Zum Beispiel bei der Firmvorbereitung: Nachdem Bischof Stefan Oster das Projekt „Firmung ab 16“ auf den Weg gebracht hatte, lieferte auch die Gemeindecaritas etliche Bausteine für neue sakramentenpastorale Konzepte, zugeschnitten auf die neue Zielgruppe und auf die regionalen Ressourcen. Beim Studientag stieß vor allem das Pilotprojekt „Junge Bettler/innen“ des Semesterpraktikanten Leon Bangerl auf Interesse. „Junge Menschen“, heißt es in seinem Projektbericht, „sollen Erfahrungen sammeln als Caritas-Sammler/innen. Sie sollen erfahren, wie es ist, von den Leuten empfangen oder auch abgelehnt zu werden. Gleichzeitig wollen wir das soziale Engagement von Jugendlichen stärken und sie motivieren, Gutes zu tun. Auch bestehende Jugendgruppen und junge Vereine sollen einbezogen werden“. Für sein Projekt fand der Student der Sozialen Arbeit Kooperationspartner in der Ortscaritas seiner Heimatpfarrei, im Kirchlichen Jugendbüro und einer aktiven Pfadfindergruppe, mit der er sich in der Woche vor dem Caritassonntag auf den Weg machte. Sein Fazit: „Die Jugendlichen trafen ganz überwiegend auf herzliche Bürger, die bereit waren, für die Caritas zu spenden.“
Eine weitere Beispiel-Geschichte für vernetzte Diakonie kam von der Gemeindecaritas im Stadtdekanat Passau: Beim alljährlichen Projekt „Heilig Abend im Konradinum“ helfen Hauptamtliche der Caritas, der Bahnhofsmission und der Stadtverwaltung mit Ehrenamtlichen aus dem katholischen und evangelischen Dekanat sowie der alt-katholischen und der neuapostolischen Kirche zusammen. Sie laden einsame und bedürftige Menschen aus dem Stadtgebiet ein, den Heiligen Abend im Caritashaus Konradinum zu verbringen, gestalten eine Weihnachtsandacht, organisieren ein abendliches Festmenü und bescheren ihre Gäste mit liebevoll gestalteten Geschenken. (Coronabedingt wurden allerdings beim letzten Mal Essens- und Geschenkpakete „ambulant“ verteilt.)
„Geh und handle genauso“ – mit diesem Appell aus dem Samariter-Gleichnis hatte Agnes Stefenelli, GC-Referentin für Vilshofen und Pocking, ihren Einladungs-Impuls überschrieben. Und weiter gefragt: „Wie können wir genauso handeln? Wie verbinden wir Wunden? Wo sind gute Herbergen?“ Die Teilnehmenden waren sich einig: Es gibt Wunden – offensichtliche und versteckte –, und es gibt Menschen, die sie verbinden.
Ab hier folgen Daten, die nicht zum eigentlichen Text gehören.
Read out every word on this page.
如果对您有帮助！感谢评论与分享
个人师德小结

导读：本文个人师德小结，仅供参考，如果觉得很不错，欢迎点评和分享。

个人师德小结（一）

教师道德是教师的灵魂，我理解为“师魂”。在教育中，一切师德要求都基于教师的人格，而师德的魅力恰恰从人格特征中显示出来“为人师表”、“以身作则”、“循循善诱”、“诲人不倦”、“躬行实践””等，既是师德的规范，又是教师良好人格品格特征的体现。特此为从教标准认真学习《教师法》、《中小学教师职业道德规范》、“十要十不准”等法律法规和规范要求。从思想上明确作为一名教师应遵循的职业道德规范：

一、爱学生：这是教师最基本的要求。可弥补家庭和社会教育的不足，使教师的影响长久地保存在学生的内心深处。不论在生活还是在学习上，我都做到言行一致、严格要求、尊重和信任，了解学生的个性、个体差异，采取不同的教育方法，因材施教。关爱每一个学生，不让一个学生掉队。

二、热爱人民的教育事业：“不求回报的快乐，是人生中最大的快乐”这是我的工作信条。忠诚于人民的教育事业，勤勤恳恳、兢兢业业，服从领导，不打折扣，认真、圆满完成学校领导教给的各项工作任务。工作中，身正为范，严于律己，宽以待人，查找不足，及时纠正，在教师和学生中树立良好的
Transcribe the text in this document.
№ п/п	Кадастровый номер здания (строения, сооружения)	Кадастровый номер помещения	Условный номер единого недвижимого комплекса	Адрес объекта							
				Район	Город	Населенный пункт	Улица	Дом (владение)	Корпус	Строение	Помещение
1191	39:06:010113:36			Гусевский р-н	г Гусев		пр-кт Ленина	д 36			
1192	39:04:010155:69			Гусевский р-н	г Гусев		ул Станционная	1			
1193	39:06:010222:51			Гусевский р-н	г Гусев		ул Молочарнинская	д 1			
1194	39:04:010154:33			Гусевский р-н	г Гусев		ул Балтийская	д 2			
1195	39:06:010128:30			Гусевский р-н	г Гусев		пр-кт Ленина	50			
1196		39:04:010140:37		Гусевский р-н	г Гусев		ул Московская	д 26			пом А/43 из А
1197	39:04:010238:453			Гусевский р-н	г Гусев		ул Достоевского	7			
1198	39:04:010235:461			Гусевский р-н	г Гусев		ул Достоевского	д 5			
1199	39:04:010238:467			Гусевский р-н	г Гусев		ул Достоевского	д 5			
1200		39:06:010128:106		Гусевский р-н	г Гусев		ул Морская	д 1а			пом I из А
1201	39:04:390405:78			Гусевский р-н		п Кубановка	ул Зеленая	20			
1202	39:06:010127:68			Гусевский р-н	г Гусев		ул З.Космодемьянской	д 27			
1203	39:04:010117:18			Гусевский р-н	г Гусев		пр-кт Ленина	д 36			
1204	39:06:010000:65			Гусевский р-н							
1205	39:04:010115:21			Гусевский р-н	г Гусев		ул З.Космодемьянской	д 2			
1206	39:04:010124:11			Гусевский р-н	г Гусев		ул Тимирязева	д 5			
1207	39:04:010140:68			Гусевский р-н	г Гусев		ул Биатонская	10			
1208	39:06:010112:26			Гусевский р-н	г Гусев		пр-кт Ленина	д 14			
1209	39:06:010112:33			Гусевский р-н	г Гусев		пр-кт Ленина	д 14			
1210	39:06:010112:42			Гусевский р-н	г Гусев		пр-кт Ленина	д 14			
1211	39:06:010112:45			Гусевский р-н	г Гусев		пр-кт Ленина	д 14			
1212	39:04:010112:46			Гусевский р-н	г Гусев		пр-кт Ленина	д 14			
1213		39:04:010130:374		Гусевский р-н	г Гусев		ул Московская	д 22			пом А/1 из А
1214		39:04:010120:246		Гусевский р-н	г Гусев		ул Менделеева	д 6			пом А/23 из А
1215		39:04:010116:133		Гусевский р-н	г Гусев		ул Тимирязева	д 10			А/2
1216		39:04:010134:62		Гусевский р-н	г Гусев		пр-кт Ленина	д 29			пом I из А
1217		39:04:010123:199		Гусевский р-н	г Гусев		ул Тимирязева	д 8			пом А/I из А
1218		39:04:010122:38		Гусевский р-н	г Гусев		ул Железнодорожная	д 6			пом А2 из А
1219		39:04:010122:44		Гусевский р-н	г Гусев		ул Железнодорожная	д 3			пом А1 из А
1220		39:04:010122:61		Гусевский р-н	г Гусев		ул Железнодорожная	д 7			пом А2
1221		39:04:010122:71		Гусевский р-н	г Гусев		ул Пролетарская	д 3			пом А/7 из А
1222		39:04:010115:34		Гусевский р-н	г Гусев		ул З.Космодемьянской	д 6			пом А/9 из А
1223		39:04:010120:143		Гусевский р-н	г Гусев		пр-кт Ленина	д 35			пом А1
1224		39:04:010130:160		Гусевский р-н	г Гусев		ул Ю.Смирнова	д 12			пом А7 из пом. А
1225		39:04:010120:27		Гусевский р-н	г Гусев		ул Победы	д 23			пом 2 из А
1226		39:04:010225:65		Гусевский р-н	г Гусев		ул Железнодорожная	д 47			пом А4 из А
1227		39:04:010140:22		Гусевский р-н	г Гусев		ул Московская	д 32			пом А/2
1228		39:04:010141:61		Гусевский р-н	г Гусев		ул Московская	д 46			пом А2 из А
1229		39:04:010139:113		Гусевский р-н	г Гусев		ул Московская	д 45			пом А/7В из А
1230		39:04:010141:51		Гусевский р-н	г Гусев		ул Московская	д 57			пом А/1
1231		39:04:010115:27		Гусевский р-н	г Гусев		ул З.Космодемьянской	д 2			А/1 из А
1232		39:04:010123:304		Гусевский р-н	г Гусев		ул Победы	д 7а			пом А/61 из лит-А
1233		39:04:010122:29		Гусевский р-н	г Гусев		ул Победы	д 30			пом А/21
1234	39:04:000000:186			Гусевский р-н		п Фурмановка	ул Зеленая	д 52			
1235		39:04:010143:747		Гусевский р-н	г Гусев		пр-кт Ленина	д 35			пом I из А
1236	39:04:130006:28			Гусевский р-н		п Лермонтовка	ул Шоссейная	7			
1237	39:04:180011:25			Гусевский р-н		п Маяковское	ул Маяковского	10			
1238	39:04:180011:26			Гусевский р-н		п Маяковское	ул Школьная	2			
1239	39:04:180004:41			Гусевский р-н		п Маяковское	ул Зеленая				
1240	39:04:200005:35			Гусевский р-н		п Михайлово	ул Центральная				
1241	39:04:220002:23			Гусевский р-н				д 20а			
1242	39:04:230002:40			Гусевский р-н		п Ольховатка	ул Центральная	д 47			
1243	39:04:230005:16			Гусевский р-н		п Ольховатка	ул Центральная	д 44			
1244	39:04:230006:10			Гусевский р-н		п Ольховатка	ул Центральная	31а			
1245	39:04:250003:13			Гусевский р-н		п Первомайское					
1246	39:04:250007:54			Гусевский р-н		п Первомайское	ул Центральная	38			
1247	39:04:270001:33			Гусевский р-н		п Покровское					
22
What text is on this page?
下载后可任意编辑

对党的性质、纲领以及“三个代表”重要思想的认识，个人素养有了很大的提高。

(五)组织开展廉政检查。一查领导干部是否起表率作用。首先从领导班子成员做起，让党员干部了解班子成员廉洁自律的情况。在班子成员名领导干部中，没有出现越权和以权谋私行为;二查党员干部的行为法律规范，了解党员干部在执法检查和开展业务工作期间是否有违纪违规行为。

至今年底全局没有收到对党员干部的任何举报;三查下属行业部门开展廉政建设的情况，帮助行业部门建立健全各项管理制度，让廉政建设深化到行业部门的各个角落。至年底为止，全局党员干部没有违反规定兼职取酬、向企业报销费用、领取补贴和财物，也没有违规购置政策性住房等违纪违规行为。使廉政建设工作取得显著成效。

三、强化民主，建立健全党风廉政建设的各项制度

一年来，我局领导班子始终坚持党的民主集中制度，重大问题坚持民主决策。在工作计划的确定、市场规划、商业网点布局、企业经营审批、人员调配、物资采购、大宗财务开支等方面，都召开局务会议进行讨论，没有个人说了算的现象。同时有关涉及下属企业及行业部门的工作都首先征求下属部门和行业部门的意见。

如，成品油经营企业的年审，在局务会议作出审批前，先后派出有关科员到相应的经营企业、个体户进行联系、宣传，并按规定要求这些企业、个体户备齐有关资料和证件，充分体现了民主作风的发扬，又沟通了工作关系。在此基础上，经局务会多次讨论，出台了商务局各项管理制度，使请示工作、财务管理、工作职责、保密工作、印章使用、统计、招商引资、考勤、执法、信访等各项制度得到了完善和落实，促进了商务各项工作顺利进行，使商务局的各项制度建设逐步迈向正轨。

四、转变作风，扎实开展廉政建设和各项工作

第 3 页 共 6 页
Es gibt helfende Hände und heilsame Herbergen. Es gibt erstaunlich viele gute Geschichten von gelebter „Diakonia in den Pastoralen Räumen“. Genau diese Geschichten gehören weitererzählt, fasste Fortbildungsreferentin Barbara Maier zusammen. Der Studientag sei ein Signal, das Miteinander von Seelsorge und Caritas weiter zu vertiefen und zu konkretisieren, sprich: „Gemeinsam hinzuschauen und hinzuhören, wo was Not tut“.